Keep your snapshot updated by retrieving works using a created, update, or index date filter. created date filters retrieves only newly created metadata records; update filters retrieves items that are new or updated by a member; and index finds any items created or modified by the member, Crossref, or other sources. See information about using filters on queries and learn about using cursors to scroll through large datasets. Note that this can be done on an hourly basis (or even per minute):
https://api-crossref-org.turing.library.northwestern.edu/v1/works?filter=from-index-date:2025-01-01T12,until-index-date:2025-01-31T12&rows=1000&cursor=*
Typically the number of changes per month are low. Occasionally, a member updates a very large number of records, for example to add a new piece of metadata or to register historical content. Refreshing the snapshot several times a year and retrieving changes via the REST API in the iterim period should be sufficient to keep your local cache in sync.
If your download is interrupted, you can resume from the point it stopped instead of starting over. This is easiest to do using something like wget, but you can also do it with curl. For example:
> export TOKEN='<insert-your-token-here>'
> curl -o "all.json.tar.gz" --progress-bar -L -X GET https://api-crossref-org.turing.library.northwestern.edu/snapshots/monthly/latest/all.json.tar.gz -H "Crossref-Plus-API-Token: ${TOKEN}"
Wait a few minutes, then execute ctrl-c to interrupt the download. To resume, include the switch -C -:
curl -o "all.json.tar.gz" --progress-bar -L -X GET https://api-crossref-org.turing.library.northwestern.edu/snapshots/monthly/latest/all.json.tar.gz -H "Crossref-Plus-API-Token: ${TOKEN}" -C -
The curl command will calculate the byte offset from where it left off and continue the download from there.
We have developed several tools to support handling the snapshots and public data file. These are not currently maintained but may make it easier to handle the data.
The Crossref Data Dump Repacker is a Python application that allows you to repack the Crossref data dump into JSON Lines format.
doi2sqlite is a tool for loading Crossref metadata into a SQLite database.

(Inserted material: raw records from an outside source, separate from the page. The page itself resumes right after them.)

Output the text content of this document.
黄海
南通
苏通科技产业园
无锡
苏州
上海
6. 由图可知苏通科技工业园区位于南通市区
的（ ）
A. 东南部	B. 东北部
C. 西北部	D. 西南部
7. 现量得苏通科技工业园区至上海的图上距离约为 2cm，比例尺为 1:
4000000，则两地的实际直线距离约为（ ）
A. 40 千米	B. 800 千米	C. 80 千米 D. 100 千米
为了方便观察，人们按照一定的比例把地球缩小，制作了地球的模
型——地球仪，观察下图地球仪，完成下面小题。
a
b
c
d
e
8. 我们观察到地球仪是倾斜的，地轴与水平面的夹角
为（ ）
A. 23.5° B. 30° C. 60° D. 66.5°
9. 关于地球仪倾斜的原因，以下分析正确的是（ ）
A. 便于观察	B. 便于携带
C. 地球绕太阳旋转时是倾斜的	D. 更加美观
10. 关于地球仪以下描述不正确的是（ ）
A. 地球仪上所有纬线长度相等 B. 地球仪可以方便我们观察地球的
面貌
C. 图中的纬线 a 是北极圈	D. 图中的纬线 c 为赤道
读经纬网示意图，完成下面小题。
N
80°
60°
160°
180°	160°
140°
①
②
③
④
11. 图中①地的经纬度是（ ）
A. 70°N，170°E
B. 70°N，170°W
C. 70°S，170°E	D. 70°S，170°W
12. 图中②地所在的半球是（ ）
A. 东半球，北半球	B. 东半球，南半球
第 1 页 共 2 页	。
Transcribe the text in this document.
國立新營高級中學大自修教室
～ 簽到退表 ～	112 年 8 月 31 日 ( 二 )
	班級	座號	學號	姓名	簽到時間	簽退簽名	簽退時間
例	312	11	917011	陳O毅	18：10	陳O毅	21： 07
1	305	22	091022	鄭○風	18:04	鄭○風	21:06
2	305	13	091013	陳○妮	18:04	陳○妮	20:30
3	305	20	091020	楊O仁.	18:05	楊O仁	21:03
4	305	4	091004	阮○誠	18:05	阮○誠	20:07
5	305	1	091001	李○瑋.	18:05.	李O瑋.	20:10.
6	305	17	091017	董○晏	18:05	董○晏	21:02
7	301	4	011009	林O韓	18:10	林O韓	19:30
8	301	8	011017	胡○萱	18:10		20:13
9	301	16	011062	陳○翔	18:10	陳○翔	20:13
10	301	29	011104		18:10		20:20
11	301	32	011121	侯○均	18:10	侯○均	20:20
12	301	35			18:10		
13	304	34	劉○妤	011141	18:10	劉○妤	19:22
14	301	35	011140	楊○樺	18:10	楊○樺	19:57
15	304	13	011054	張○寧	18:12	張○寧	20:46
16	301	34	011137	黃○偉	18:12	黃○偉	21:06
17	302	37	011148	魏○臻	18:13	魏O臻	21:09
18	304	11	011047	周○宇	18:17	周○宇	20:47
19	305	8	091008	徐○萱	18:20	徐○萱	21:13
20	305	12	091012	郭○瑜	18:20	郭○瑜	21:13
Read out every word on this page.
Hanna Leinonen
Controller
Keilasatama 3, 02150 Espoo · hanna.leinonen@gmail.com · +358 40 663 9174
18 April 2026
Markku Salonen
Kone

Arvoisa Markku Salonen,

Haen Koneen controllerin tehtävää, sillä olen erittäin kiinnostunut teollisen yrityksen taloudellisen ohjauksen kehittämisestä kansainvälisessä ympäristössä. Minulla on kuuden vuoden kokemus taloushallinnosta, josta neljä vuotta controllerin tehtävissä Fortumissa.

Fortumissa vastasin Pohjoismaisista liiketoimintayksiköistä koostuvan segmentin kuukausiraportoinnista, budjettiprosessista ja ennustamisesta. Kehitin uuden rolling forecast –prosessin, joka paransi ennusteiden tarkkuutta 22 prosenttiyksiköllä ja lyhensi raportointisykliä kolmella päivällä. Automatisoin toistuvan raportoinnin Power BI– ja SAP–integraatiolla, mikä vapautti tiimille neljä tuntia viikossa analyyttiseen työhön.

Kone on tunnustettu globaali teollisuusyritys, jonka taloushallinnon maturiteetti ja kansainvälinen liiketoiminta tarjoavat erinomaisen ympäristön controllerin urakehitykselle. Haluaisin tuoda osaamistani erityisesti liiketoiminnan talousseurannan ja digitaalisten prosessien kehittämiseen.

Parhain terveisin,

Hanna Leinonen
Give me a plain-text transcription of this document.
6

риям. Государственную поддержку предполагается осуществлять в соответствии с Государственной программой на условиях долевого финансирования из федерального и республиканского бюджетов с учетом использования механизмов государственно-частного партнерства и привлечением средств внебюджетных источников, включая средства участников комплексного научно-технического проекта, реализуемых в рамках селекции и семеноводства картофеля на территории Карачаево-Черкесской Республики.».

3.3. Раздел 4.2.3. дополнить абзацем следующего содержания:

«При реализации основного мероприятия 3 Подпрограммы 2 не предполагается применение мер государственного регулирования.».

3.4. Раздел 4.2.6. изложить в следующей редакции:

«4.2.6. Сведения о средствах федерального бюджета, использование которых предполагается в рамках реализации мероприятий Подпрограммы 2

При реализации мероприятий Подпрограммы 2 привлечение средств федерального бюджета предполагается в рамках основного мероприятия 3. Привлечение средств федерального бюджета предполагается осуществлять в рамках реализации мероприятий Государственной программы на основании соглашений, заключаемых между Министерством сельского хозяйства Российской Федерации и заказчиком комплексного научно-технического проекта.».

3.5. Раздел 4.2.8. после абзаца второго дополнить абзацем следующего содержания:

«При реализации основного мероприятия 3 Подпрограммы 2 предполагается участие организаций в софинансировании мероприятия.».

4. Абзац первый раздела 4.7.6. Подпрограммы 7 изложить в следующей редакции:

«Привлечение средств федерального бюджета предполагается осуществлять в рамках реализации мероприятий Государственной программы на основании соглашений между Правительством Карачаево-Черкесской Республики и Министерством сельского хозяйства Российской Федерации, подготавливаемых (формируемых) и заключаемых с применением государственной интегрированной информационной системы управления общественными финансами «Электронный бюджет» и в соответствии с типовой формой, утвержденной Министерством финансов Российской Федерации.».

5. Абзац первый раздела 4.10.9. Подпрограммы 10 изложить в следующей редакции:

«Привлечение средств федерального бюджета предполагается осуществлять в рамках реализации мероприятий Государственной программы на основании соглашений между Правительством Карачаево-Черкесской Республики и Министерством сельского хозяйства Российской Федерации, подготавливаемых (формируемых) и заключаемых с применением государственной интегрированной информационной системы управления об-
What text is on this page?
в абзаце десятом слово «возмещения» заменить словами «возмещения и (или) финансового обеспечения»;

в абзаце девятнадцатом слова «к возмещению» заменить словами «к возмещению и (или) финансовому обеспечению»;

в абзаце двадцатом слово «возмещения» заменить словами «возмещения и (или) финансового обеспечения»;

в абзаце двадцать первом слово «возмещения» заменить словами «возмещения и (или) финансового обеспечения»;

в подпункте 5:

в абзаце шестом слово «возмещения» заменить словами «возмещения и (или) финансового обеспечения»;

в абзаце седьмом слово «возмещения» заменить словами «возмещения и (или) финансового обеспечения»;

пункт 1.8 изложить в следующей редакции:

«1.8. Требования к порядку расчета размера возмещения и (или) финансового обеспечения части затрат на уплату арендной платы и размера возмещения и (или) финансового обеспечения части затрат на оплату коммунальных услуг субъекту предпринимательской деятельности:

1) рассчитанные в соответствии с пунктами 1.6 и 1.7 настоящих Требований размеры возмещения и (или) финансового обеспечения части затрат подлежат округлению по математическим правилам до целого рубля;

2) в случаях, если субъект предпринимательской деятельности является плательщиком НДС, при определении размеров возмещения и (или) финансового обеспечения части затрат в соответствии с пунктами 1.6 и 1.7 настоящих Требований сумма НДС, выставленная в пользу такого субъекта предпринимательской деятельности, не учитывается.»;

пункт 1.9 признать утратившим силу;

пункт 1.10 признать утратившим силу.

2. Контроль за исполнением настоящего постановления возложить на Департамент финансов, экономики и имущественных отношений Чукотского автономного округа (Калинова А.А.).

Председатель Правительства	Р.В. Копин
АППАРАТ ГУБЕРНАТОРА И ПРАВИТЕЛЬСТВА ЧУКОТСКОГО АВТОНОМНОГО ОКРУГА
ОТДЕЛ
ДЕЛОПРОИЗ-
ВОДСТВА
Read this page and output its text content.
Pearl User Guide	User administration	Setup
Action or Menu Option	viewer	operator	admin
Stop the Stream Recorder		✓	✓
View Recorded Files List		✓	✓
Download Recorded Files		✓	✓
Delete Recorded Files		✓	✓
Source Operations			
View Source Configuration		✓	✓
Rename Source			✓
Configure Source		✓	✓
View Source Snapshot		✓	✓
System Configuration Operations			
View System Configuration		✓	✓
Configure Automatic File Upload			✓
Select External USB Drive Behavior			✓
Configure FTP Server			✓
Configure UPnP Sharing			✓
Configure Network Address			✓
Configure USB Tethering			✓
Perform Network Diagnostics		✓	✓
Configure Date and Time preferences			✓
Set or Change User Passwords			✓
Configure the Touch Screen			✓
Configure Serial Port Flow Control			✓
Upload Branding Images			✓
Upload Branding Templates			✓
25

And for finding the record of a particular DOI, we’ve published a Python API for interacting with the annual public data files. This tool can create an index of the DOIs in the file, enabling easier record lookups without having to iterate over the entire file, which can take hours. A torrent is available for the 2024 index in SQLite format if you do not wish to generate it yourself.